Adverse outcomes were mostly procedure-related and mostly confined to the ablation arm and included pericardial effusion (n=3), severe acute bleeding (n=3), pulmonary vein stenosis (n=1), groin infection (n=1), worsening heart failure (n=1), stroke/TIA (n=7 in ablation arm vs 12 in the conventional arm)

Next: Results similar to study of ablation vs amiodarone

Results similar to AATAC trial

Results are somewhat similar to the previously published AATAC trial (ablation vs amiodarone), which had a similar population (although LVEF criteria was <40%) and 203 patients. The study is one of the many to date that is providing a growing body of evidence that AF ablation may be preferable to anti-arrhythmic medications for HF patients with symptoms from their AF.

Prior to this one, the majority of AF ablation studies have focused on AF burden and not as much on hard outcomes. Although CASTLE-AF has important implications and has been well-received by the cardiology community at large, some express caution. In an online review of the study, clinical electrophysiologist John Mandrola, MD, of Baptist Medical Associates in Louisville, Kentucky, points out that these results may not be applicable clinically for a variety of reasons:

  ► Young study population (mean age 64 years)

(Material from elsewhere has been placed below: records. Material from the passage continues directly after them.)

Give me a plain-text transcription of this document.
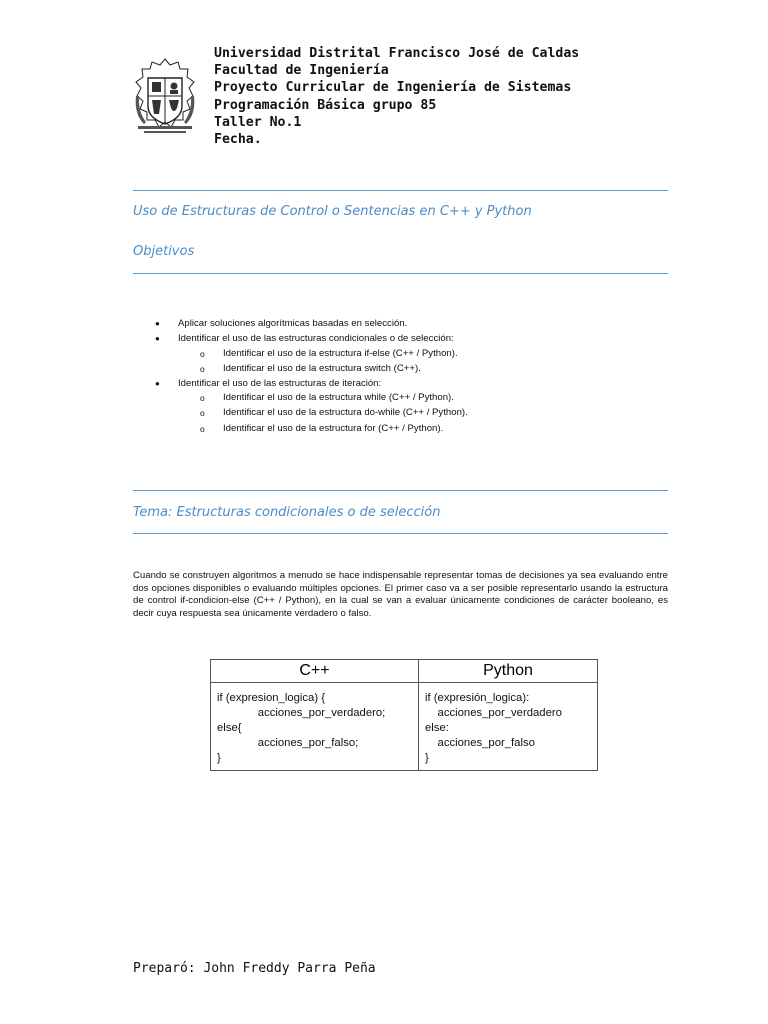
Universidad Distrital Francisco José de Caldas
Facultad de Ingeniería
Proyecto Curricular de Ingeniería de Sistemas
Programación Básica grupo 85
Taller No.1
Fecha.
Uso de Estructuras de Control o Sentencias en C++ y Python
Objetivos
● Aplicar soluciones algorítmicas basadas en selección.
● Identificar el uso de las estructuras condicionales o de selección:
o Identificar el uso de la estructura if-else (C++ / Python).
o Identificar el uso de la estructura switch (C++).
● Identificar el uso de las estructuras de iteración:
o Identificar el uso de la estructura while (C++ / Python).
o Identificar el uso de la estructura do-while (C++ / Python).
o Identificar el uso de la estructura for (C++ / Python).
Tema: Estructuras condicionales o de selección

Cuando se construyen algoritmos a menudo se hace indispensable representar tomas de decisiones ya sea evaluando entre dos opciones disponibles o evaluando múltiples opciones. El primer caso va a ser posible representarlo usando la estructura de control if-condicion-else (C++ / Python), en la cual se van a evaluar únicamente condiciones de carácter booleano, es decir cuya respuesta sea únicamente verdadero o falso.

C++	Python
if (expresion_logica) {
acciones_por_verdadero;
else{
acciones_por_falso;
}	if (expresión_logica):
acciones_por_verdadero
else:
acciones_por_falso
}
Preparó: John Freddy Parra Peña
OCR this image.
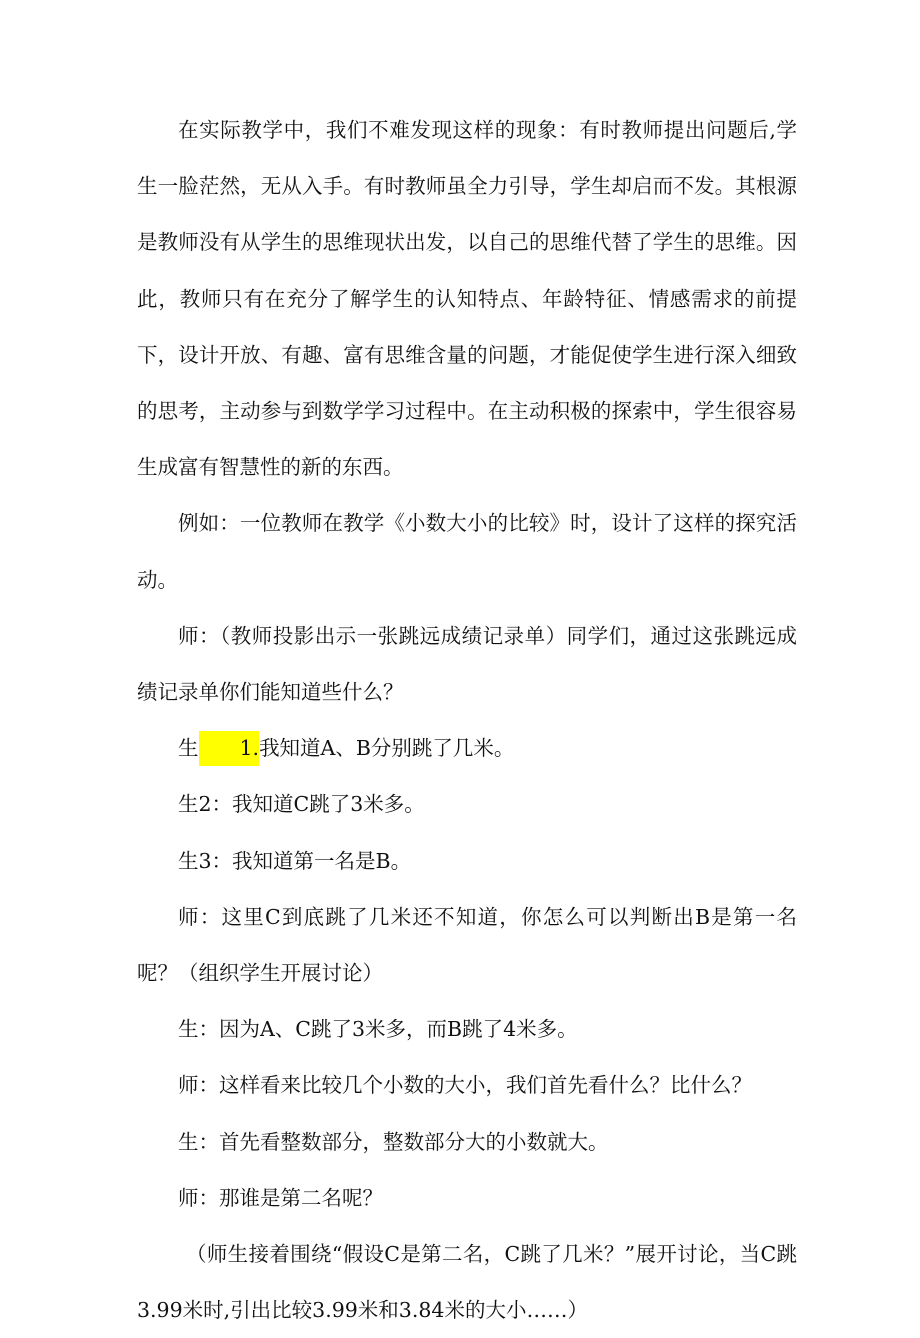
在实际教学中，我们不难发现这样的现象：有时教师提出问题后,学生一脸茫然，无从入手。有时教师虽全力引导，学生却启而不发。其根源是教师没有从学生的思维现状出发，以自己的思维代替了学生的思维。因此，教师只有在充分了解学生的认知特点、年龄特征、情感需求的前提下，设计开放、有趣、富有思维含量的问题，才能促使学生进行深入细致的思考，主动参与到数学学习过程中。在主动积极的探索中，学生很容易生成富有智慧性的新的东西。

例如：一位教师在教学《小数大小的比较》时，设计了这样的探究活动。

师：（教师投影出示一张跳远成绩记录单）同学们，通过这张跳远成绩记录单你们能知道些什么？

生 1.我知道A、B分别跳了几米。

生2：我知道C跳了3米多。

生3：我知道第一名是B。

师：这里C到底跳了几米还不知道，你怎么可以判断出B是第一名呢？（组织学生开展讨论）

生：因为A、C跳了3米多，而B跳了4米多。

师：这样看来比较几个小数的大小，我们首先看什么？比什么？

生：首先看整数部分，整数部分大的小数就大。

师：那谁是第二名呢？

（师生接着围绕“假设C是第二名，C跳了几米？”展开讨论，当C跳3.99米时,引出比较3.99米和3.84米的大小……）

  ► Highly selective group (~3000 patients were screened to get enough for the study and only LVEF ≤35%, mostly NYHA Class II)

  ► RRR is much larger than expected with ablation, suggesting that the difference in event rates may have been spuriously inflated due to worse outcomes in conventional therapy arm rather than better performance of the ablation arm.

  ► Procedural outcomes, although small in number, are also a concern

There are outstanding questions to be answered as well (pending larger studies) such as whether there was any difference in ischemic vs non-ischemic HF.

So, perhaps ablation is not quite ready for prime-time for all types of symptomatic HF patients (ie, HFPEF, mildly reduced LVEF, elderly, those without ICD/CRT, NYHA Class I, etc). But, one thing is for sure… we are slowly pushing the envelope to make ablation an important therapy with potential to improve outcomes by decreasing AF burden and avoiding the toxicity of anti-arrhythmic medications.